India’s NSG Bid Raises Nonproliferation Concerns

India’s NSG Bid Raises Nonproliferation Concerns

After almost two years of intensive lobbying by New Delhi, the Nuclear Suppliers Group (NSG) -- the global watchdog of the sensitive nuclear trade -- is finally considering India for membership. The issue has been incorporated as a special agenda item for discussion in the NSG plenary meeting scheduled for late June. The major member states, including the U.S., Germany, France and Britain, have all indicated their support for India's candidacy.

India's quest for NSG membership raises serious questions for the nuclear nonproliferation regime, however.
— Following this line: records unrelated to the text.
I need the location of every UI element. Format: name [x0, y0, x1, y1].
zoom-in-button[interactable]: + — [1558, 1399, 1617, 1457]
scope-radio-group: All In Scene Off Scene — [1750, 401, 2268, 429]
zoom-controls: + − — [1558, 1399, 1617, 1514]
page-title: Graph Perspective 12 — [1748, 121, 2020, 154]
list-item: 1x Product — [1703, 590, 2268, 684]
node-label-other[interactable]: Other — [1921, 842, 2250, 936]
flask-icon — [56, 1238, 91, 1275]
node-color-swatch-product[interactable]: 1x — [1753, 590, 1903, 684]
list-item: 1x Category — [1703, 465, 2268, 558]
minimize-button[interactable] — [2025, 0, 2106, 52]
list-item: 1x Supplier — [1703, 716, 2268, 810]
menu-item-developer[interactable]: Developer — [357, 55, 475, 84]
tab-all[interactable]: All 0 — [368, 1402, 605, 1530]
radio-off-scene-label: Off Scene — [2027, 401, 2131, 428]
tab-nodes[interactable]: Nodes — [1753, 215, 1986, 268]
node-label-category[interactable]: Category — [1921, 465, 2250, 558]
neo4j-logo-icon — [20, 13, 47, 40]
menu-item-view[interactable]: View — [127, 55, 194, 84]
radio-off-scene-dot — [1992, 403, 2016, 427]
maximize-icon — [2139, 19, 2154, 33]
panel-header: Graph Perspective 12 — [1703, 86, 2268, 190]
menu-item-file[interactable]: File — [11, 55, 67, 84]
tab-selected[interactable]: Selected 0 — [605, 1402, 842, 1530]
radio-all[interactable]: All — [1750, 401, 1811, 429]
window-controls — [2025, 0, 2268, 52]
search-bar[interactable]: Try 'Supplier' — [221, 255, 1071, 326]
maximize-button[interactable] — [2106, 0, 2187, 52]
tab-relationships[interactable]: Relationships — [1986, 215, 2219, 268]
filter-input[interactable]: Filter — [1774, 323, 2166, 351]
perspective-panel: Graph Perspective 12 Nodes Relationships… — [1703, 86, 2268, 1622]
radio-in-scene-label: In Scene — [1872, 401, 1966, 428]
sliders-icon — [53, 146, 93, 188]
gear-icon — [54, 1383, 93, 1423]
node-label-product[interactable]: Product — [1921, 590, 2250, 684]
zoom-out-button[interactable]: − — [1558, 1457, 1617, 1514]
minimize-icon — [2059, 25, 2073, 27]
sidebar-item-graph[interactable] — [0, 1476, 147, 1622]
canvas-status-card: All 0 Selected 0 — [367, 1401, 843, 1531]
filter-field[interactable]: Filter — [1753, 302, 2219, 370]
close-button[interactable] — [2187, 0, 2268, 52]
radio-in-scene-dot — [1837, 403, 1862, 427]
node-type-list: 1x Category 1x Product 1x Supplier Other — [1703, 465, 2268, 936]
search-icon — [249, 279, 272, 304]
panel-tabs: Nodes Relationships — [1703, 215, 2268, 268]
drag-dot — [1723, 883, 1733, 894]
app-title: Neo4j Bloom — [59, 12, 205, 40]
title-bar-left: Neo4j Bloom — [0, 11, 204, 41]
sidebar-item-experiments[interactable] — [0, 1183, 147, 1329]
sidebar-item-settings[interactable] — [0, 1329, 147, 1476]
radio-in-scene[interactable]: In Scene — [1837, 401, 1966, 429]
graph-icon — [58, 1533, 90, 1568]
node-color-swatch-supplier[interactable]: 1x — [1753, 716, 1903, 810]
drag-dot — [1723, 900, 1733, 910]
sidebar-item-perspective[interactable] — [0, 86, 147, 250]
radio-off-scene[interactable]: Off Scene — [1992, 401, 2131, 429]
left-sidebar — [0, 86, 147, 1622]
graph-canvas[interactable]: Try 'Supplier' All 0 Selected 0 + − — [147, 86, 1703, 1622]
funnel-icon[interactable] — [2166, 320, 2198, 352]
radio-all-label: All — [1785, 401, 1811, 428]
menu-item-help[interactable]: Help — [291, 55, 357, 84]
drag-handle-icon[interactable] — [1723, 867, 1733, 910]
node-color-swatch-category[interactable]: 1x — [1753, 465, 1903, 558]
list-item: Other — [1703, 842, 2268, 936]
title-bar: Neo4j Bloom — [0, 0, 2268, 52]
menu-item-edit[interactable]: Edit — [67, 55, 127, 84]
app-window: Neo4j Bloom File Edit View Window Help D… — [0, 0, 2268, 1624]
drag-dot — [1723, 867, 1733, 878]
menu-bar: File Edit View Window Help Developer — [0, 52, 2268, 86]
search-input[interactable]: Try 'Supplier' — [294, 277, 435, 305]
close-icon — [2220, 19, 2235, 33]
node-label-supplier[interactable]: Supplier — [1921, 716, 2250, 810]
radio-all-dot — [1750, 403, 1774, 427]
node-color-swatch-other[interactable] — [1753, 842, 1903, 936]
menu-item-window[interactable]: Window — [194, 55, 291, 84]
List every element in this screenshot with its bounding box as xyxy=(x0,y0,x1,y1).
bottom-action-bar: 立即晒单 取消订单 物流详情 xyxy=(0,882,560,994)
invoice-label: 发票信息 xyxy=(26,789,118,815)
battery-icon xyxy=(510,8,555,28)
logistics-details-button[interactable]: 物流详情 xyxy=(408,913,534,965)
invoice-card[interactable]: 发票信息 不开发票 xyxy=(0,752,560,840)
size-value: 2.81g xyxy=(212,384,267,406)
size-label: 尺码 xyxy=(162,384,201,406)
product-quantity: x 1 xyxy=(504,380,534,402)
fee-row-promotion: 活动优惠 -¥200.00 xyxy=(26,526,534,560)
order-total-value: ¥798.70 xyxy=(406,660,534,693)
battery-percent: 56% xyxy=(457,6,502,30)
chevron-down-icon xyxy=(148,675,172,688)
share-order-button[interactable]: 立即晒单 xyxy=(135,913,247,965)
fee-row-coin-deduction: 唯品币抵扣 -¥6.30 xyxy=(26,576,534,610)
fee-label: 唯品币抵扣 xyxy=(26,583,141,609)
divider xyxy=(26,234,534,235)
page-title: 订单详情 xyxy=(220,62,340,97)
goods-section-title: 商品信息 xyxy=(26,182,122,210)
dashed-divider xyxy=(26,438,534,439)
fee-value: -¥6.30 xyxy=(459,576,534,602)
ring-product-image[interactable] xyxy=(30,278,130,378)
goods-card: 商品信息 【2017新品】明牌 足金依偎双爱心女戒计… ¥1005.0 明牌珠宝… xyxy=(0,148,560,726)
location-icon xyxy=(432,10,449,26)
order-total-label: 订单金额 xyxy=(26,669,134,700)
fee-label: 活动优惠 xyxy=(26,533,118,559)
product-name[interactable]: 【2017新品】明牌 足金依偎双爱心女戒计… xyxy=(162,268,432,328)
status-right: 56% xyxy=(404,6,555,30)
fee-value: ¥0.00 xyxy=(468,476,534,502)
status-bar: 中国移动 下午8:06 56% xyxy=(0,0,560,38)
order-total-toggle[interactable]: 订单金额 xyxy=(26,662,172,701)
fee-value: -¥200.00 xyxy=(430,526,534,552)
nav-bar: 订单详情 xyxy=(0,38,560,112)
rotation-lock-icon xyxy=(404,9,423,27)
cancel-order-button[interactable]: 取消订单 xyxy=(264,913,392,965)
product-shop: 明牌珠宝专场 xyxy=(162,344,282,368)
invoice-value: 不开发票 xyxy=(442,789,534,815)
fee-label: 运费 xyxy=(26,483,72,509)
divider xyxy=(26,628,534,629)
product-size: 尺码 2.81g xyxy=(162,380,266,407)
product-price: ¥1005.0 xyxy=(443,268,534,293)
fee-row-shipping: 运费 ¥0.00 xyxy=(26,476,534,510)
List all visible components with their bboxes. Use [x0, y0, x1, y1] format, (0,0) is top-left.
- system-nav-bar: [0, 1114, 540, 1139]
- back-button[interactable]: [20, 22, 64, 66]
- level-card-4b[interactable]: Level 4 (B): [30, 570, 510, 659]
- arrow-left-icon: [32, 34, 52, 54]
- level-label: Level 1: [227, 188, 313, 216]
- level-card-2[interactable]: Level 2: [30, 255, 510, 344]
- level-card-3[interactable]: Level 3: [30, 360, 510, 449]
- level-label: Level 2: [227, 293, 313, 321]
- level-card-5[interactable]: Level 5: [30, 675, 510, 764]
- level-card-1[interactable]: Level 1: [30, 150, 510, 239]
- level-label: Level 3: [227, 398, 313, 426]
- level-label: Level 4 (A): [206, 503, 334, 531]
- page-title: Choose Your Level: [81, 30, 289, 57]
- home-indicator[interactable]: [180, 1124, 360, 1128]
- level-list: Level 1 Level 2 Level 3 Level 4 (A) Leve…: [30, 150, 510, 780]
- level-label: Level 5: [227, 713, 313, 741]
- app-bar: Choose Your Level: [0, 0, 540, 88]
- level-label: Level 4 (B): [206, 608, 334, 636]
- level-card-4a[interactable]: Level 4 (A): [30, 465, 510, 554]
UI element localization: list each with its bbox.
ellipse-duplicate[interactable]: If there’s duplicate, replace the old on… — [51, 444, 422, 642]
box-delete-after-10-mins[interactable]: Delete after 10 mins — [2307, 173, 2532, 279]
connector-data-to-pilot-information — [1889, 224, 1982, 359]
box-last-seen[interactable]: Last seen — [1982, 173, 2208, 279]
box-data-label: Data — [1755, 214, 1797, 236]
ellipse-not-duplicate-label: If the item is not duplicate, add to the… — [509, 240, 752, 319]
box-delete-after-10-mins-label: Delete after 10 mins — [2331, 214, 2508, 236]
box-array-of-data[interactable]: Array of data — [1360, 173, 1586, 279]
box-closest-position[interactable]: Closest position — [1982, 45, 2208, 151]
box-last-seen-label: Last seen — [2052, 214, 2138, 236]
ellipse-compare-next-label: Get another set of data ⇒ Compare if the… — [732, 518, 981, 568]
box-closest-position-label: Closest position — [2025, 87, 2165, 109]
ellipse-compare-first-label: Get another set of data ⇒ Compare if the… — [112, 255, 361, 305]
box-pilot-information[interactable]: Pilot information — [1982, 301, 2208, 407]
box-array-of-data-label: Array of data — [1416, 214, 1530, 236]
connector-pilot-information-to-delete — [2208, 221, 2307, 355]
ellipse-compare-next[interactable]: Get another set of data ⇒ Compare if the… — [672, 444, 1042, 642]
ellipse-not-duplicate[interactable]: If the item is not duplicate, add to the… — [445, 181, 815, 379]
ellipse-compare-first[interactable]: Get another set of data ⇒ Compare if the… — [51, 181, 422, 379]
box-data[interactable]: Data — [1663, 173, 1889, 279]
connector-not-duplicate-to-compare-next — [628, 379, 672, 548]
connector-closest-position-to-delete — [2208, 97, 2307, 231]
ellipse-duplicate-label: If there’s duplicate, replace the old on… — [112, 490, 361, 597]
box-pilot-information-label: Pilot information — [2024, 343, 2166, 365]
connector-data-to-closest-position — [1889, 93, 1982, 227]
According to criteria set by the NSG, only signatories to the Nuclear Non-Proliferation Treaty (NPT) are eligible for membership. Accommodating India into the NSG would therefore mean creating an exception in the nonproliferation regime similar to the 2008 U.S.-India Civilian Nuclear Agreement, which ended India's nuclear isolation. The 2008 deal, unprecedented in the history of the NPT, opened nuclear trade between NSG members and India while allowing India to carry on with its nuclear weapons program.

For India, NSG membership is important for two reasons. First, for about six years, the NSG has been deliberating over fresh restrictions on the transfer of enrichment and reprocessing technologies. India needs these technologies for its fast-breeder reactor program, considered vital to the future of India's nuclear energy production. Once fresh technology-transfer guidelines are in place, it will be very difficult for India to get hold of such strategic technologies without NSG membership. Second, entering the NSG would help to further India's assimilation into the international nuclear order, a process kick-started by the 2008 nuclear deal. Membership of all major instruments of nuclear nonproliferation, such as the NSG, the Australia Group, the Wassenar Arrangement and the Missile Technology Control Regime, is pivotal in this regard. As its acceptance into the mainstream of global nuclear politics grows, India hopes that its nuclear status will ultimately be recognized as on par with the other five official nuclear weapon states -- a position that would further attest to India's global rise.